Once access is secured, the labs generate large volumes of carefully crafted prompts designed to extract specific capabilities from the model. The goal is either to collect high-quality responses for direct model training, or to generate tens of thousands of unique tasks needed to run reinforcement learning. What distinguishes a distillation attack from normal usage is the pattern. A prompt like the following (which approximates similar prompts we have seen used repetitively and at scale) may seem benign on its own:

You are an expert data analyst combining statistical rigor with deep domain knowledge. Your goal is to deliver data-driven insights --- not summaries or visualizations --- grounded in real data and supported by complete and transparent reasoning.

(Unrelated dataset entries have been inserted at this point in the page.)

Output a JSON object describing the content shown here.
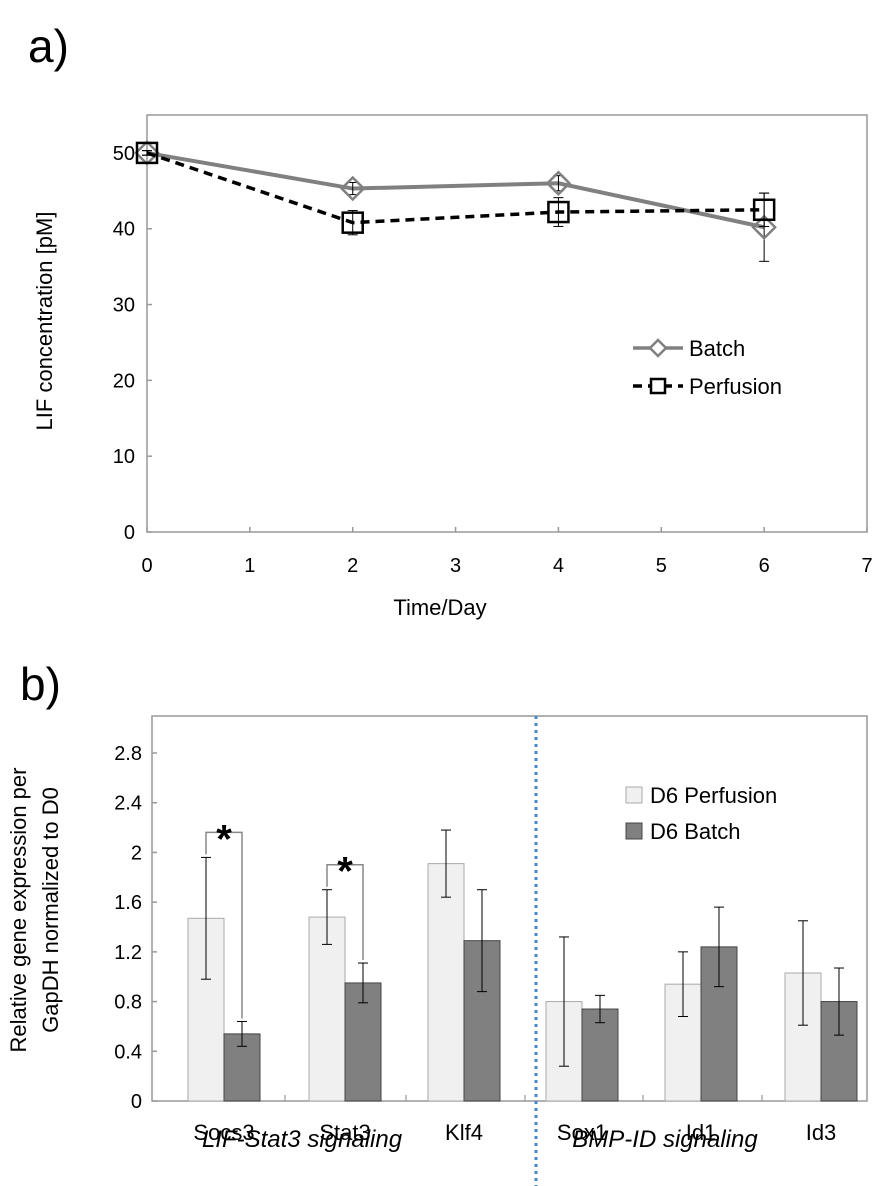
{
  "chart_data": [
    {
      "panel_label": "a)",
      "type": "line",
      "xlabel": "Time/Day",
      "ylabel": "LIF concentration [pM]",
      "xlim": [
        0,
        7
      ],
      "ylim": [
        0,
        55
      ],
      "x_ticks": [
        "0",
        "1",
        "2",
        "3",
        "4",
        "5",
        "6",
        "7"
      ],
      "y_ticks": [
        "0",
        "10",
        "20",
        "30",
        "40",
        "50"
      ],
      "grid": false,
      "legend_position": "right",
      "series": [
        {
          "name": "Batch",
          "color": "#808080",
          "marker": "diamond",
          "line_style": "solid",
          "points": [
            {
              "x": 0,
              "y": 50,
              "err": 0.3
            },
            {
              "x": 2,
              "y": 45.3,
              "err": 0.8
            },
            {
              "x": 4,
              "y": 46,
              "err": 1.0
            },
            {
              "x": 6,
              "y": 40.2,
              "err": 4.5
            }
          ]
        },
        {
          "name": "Perfusion",
          "color": "#000000",
          "marker": "square",
          "line_style": "dashed",
          "points": [
            {
              "x": 0,
              "y": 50,
              "err": 0.3
            },
            {
              "x": 2,
              "y": 40.8,
              "err": 1.6
            },
            {
              "x": 4,
              "y": 42.2,
              "err": 1.9
            },
            {
              "x": 6,
              "y": 42.5,
              "err": 2.2
            }
          ]
        }
      ]
    },
    {
      "panel_label": "b)",
      "type": "bar",
      "ylabel_lines": [
        "Relative gene expression per",
        "GapDH  normalized to D0"
      ],
      "ylim": [
        0,
        2.8
      ],
      "y_ticks": [
        "0",
        "0.4",
        "0.8",
        "1.2",
        "1.6",
        "2",
        "2.4",
        "2.8"
      ],
      "categories": [
        "Socs3",
        "Stat3",
        "Klf4",
        "Sox1",
        "Id1",
        "Id3"
      ],
      "groups": [
        "LIF-Stat3 signaling",
        "BMP-ID signaling"
      ],
      "legend_position": "top-right",
      "significance": [
        {
          "category": "Socs3",
          "label": "*"
        },
        {
          "category": "Stat3",
          "label": "*"
        }
      ],
      "series": [
        {
          "name": "D6 Perfusion",
          "color": "#f0f0f0",
          "values": [
            1.47,
            1.48,
            1.91,
            0.8,
            0.94,
            1.03
          ],
          "errors": [
            0.49,
            0.22,
            0.27,
            0.52,
            0.26,
            0.42
          ]
        },
        {
          "name": "D6 Batch",
          "color": "#808080",
          "values": [
            0.54,
            0.95,
            1.29,
            0.74,
            1.24,
            0.8
          ],
          "errors": [
            0.1,
            0.16,
            0.41,
            0.11,
            0.32,
            0.27
          ]
        }
      ]
    }
  ]
}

But when variations of that prompt arrive tens of thousands of times across hundreds of coordinated accounts, all targeting the same narrow capability, the pattern becomes clear. Massive volume concentrated in a few areas, highly repetitive structures, and content that maps directly onto what is most valuable for training an AI model are the hallmarks of a distillation attack.

How we're responding

We continue to invest heavily in defenses that make such distillation attacks harder to execute and easier to identify. These include:

  • Detection. We have built several classifiers and behavioral fingerprinting systems designed to identify distillation attack patterns in API traffic. This includes detection of chain-of-thought elicitation used to construct reasoning training data. We have also built detection tools for identifying coordinated activity across large numbers of accounts.
  • Intelligence sharing*.* We are sharing technical indicators with other AI labs, cloud providers, and relevant authorities. This provides a more holistic picture into the distillation landscape.
  • Access controls. We've strengthened verification for educational accounts, security research programs, and startup organizations---the pathways most commonly exploited for setting up fraudulent accounts.
  • Countermeasures. We are developing Product, API and model-level safeguards designed to reduce the efficacy of model outputs for illicit distillation, without degrading the experience for legitimate customers.

But no company can solve this alone. As we noted above, distillation attacks at this scale require a coordinated response across the AI industry, cloud providers, and policymakers. We are publishing this to make the evidence available to everyone with a stake in the outcome.